Another abandoned church that would go the way of complete dereliction is to be saved by the Traditional Mass — the church of St. Stanislaus, built for the Polish community of Nashua, NH, in 1908.
The press release was made public today by the Diocese of Manchester (the diocese that covers the entire state of New Hampshire):
“The Most Reverend Peter A. Libasci, Bishop of Manchester, announced today that the Diocese of Manchester will soon be blessed with the opening of a new parish dedicated to the celebration of the Tridentine Rite Mass, when the former Saint Stanislaus church in Nashua will reopen. The new parish will be entrusted to the members of the Priestly Fraternity of Saint Peter (FSSP).
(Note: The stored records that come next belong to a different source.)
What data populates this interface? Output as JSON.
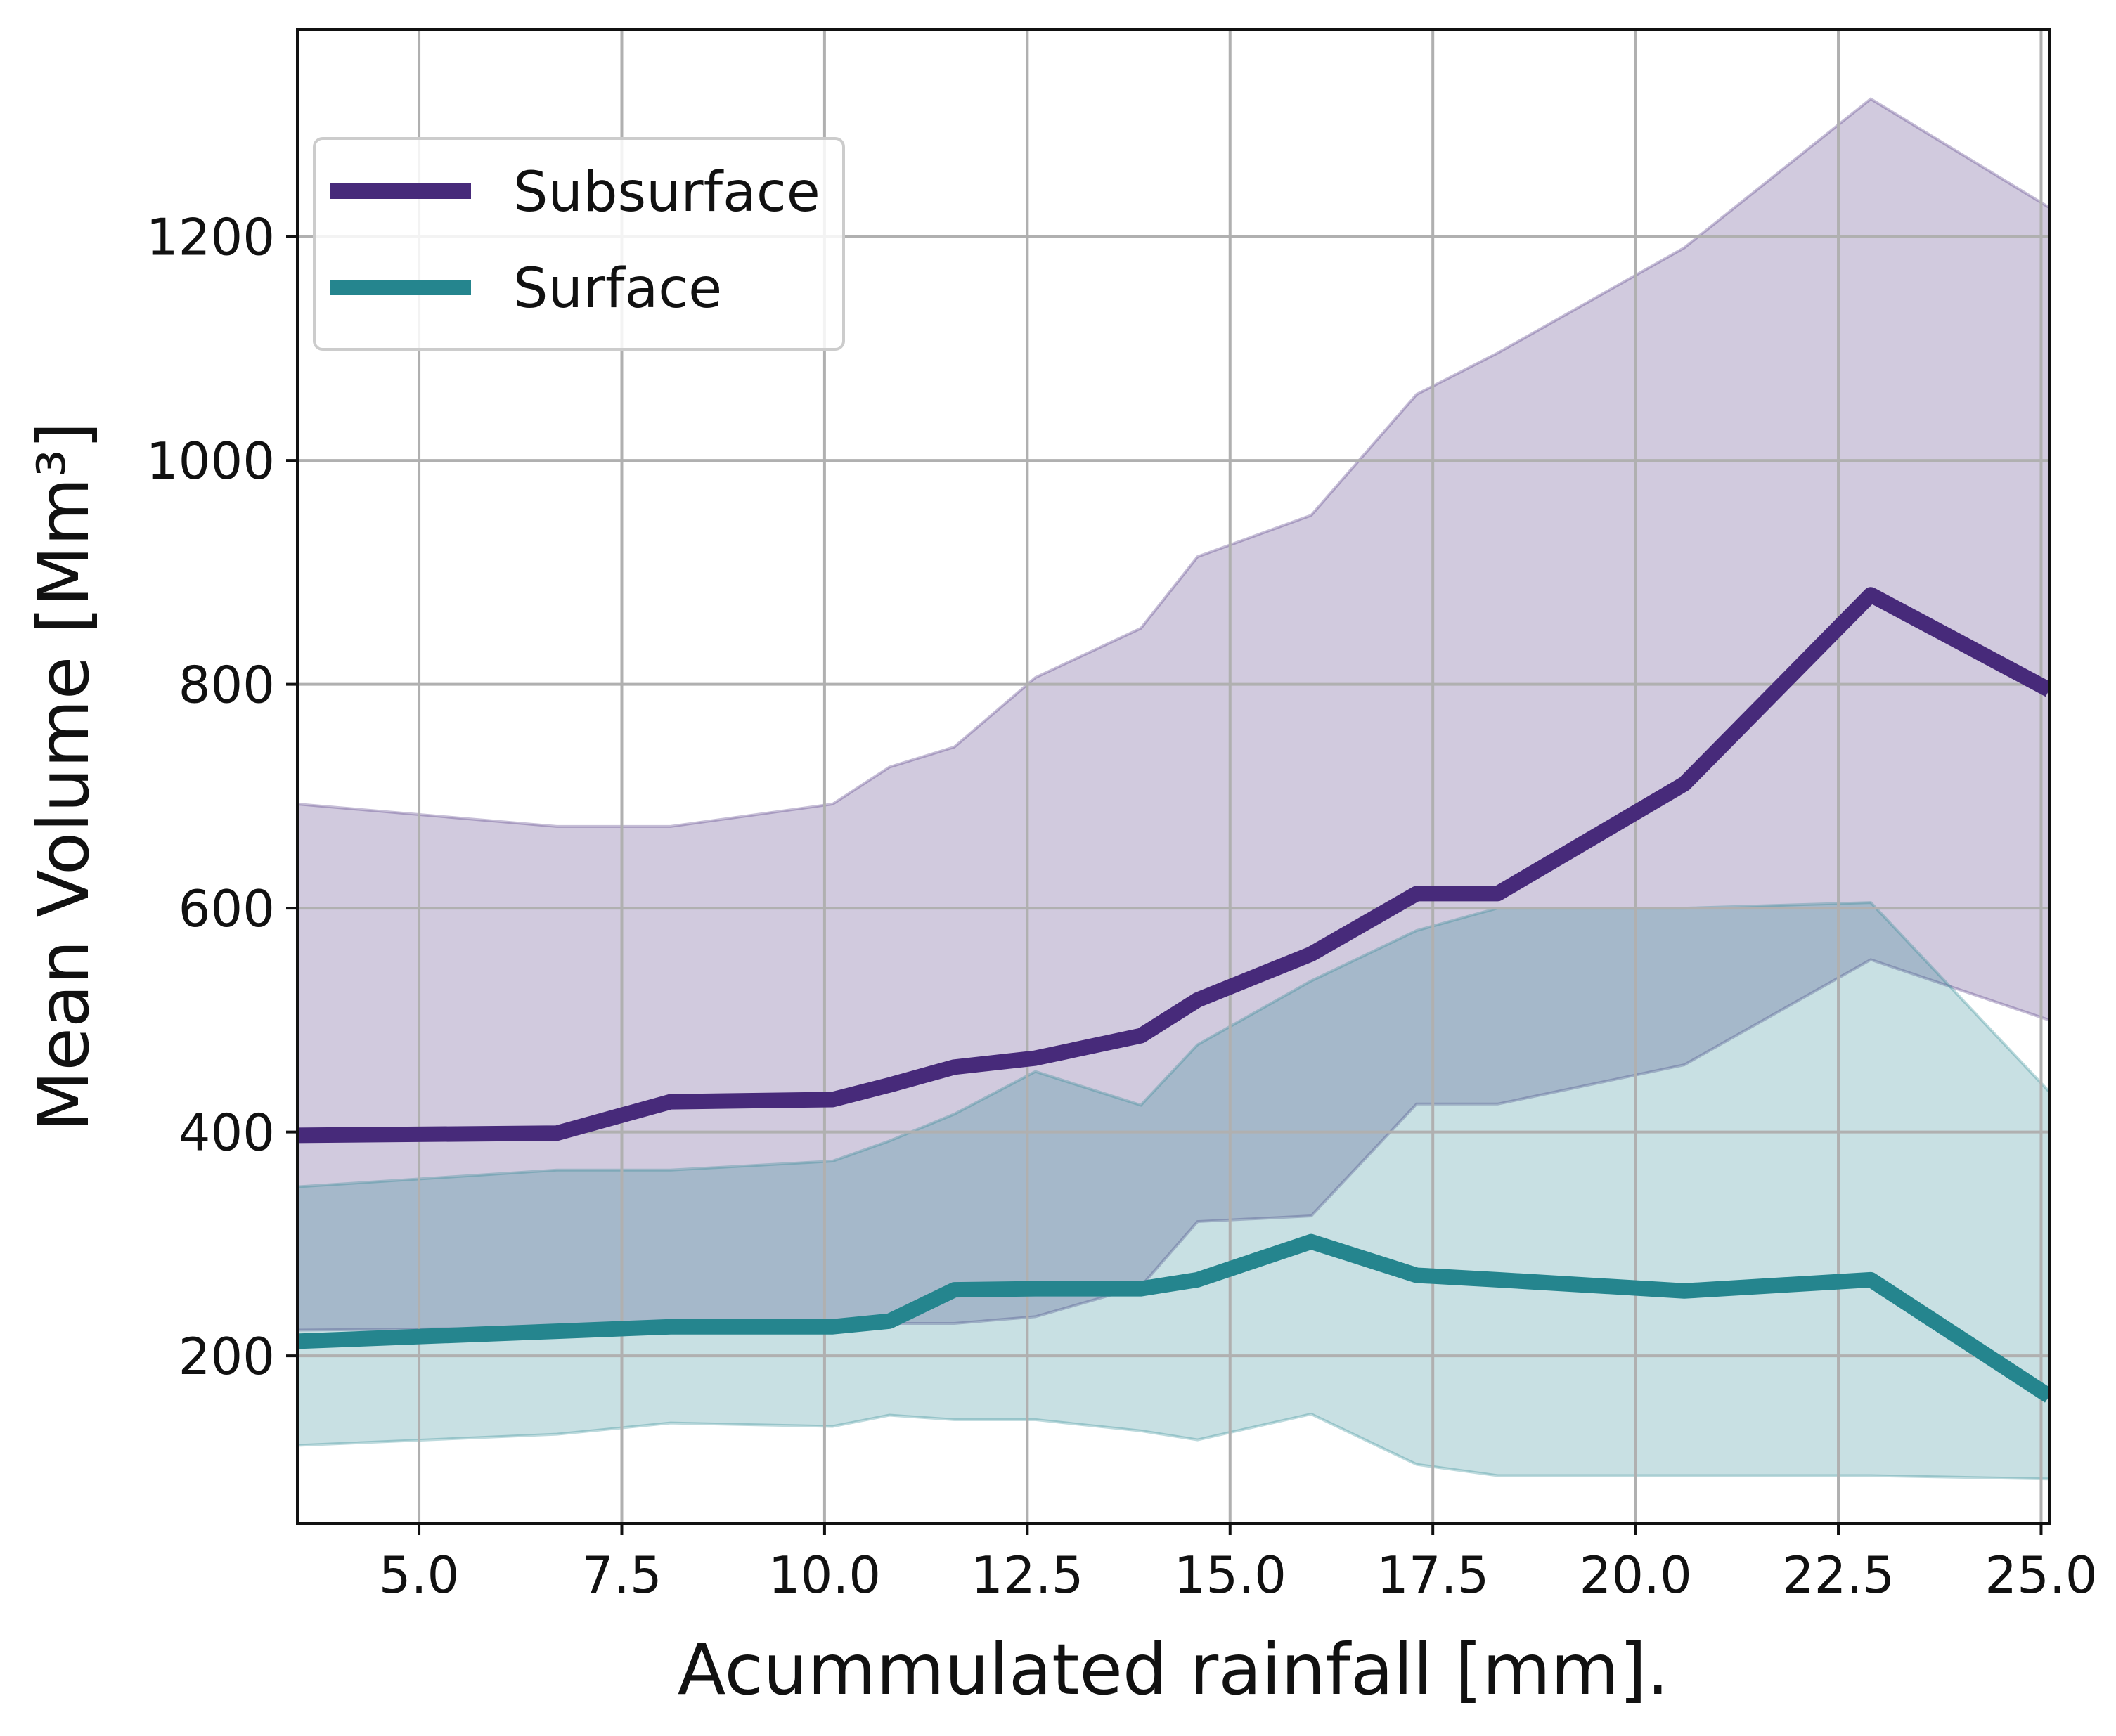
{
  "chart_data": {
    "type": "line",
    "title": "",
    "xlabel": "Acummulated rainfall [mm].",
    "ylabel": "Mean Volume [Mm³]",
    "xlim": [
      3.5,
      25.1
    ],
    "ylim": [
      50,
      1385
    ],
    "xticks": [
      5.0,
      7.5,
      10.0,
      12.5,
      15.0,
      17.5,
      20.0,
      22.5,
      25.0
    ],
    "xtick_labels": [
      "5.0",
      "7.5",
      "10.0",
      "12.5",
      "15.0",
      "17.5",
      "20.0",
      "22.5",
      "25.0"
    ],
    "yticks": [
      200,
      400,
      600,
      800,
      1000,
      1200
    ],
    "ytick_labels": [
      "200",
      "400",
      "600",
      "800",
      "1000",
      "1200"
    ],
    "grid": true,
    "legend_position": "top-left",
    "series": [
      {
        "name": "Subsurface",
        "color": "#472a7a",
        "x": [
          3.5,
          6.7,
          8.1,
          10.1,
          10.8,
          11.6,
          12.6,
          13.9,
          14.6,
          16.0,
          17.3,
          18.3,
          20.6,
          22.9,
          25.1
        ],
        "values": [
          397,
          399,
          427,
          429,
          442,
          458,
          466,
          486,
          518,
          559,
          613,
          613,
          711,
          880,
          795
        ],
        "band_upper": [
          693,
          673,
          673,
          693,
          726,
          744,
          806,
          850,
          914,
          951,
          1059,
          1096,
          1190,
          1323,
          1226
        ],
        "band_lower": [
          223,
          225,
          227,
          227,
          229,
          229,
          235,
          262,
          320,
          325,
          425,
          425,
          460,
          554,
          500
        ]
      },
      {
        "name": "Surface",
        "color": "#25858e",
        "x": [
          3.5,
          6.7,
          8.1,
          10.1,
          10.8,
          11.6,
          12.6,
          13.9,
          14.6,
          16.0,
          17.3,
          18.3,
          20.6,
          22.9,
          25.1
        ],
        "values": [
          213,
          222,
          226,
          226,
          231,
          259,
          260,
          260,
          268,
          302,
          272,
          268,
          258,
          268,
          164
        ],
        "band_upper": [
          351,
          366,
          366,
          374,
          392,
          416,
          454,
          424,
          478,
          535,
          580,
          600,
          600,
          605,
          436
        ],
        "band_lower": [
          120,
          130,
          140,
          137,
          147,
          143,
          143,
          133,
          125,
          148,
          103,
          93,
          93,
          93,
          90
        ]
      }
    ]
  }
}
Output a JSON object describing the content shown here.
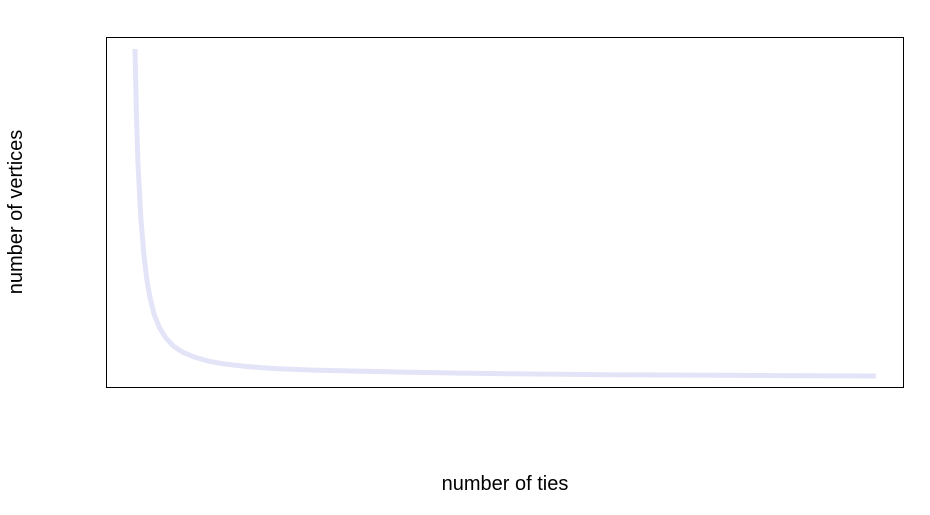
{
  "chart_data": {
    "type": "line",
    "title": "",
    "xlabel": "number of ties",
    "ylabel": "number of vertices",
    "xlim": [
      0,
      1
    ],
    "ylim": [
      0,
      1
    ],
    "grid": false,
    "axes_ticks": false,
    "series": [
      {
        "color": "#e4e4f8",
        "x": [
          0.0,
          0.002,
          0.004,
          0.008,
          0.012,
          0.016,
          0.02,
          0.026,
          0.033,
          0.041,
          0.052,
          0.065,
          0.08,
          0.1,
          0.12,
          0.15,
          0.19,
          0.24,
          0.3,
          0.37,
          0.45,
          0.54,
          0.64,
          0.75,
          0.87,
          1.0
        ],
        "y": [
          1.0,
          0.79,
          0.65,
          0.48,
          0.37,
          0.295,
          0.242,
          0.187,
          0.148,
          0.118,
          0.091,
          0.072,
          0.058,
          0.045,
          0.037,
          0.029,
          0.0225,
          0.018,
          0.015,
          0.0115,
          0.0085,
          0.006,
          0.004,
          0.0025,
          0.0012,
          0.0
        ]
      }
    ]
  }
}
While a pastor for the new parish has not yet been named, current plans call for the celebration of the first Mass in early August.” ‘Since coming here in 2011, I have heard from many Catholics who have a deep affection for the traditional liturgical forms of the pre-Vatican II era,’ said Bishop Libasci. ‘Consistent with that desire I am happy to announce the opening of this parish, dedicated to the Extraordinary Form of the Mass, as suggested by Pope Benedict XVI in his Apostolic Letter Summorum Pontificum, issued Motu Proprio in 2007.’“Saint Stanislaus parish, established in 1908 to serve the Polish community of Nashua, was unified with Saint Aloysius of Gonzaga Parish in 2002. The church has remained in use since then as a Eucharistic adoration chapel. Since 1999 it has also been the home of the Corpus Christi Food Pantry. The pantry, with its many dedicated volunteers, will continue to offer its valuable services and programs that serve those who are in need in the greater Nashua area.”
Bishop Libasci is to be thanked for his solicitude. Congratulations to the FSSP and to the Traditional Catholic community in New Hampshire and nearby northern Massachusetts!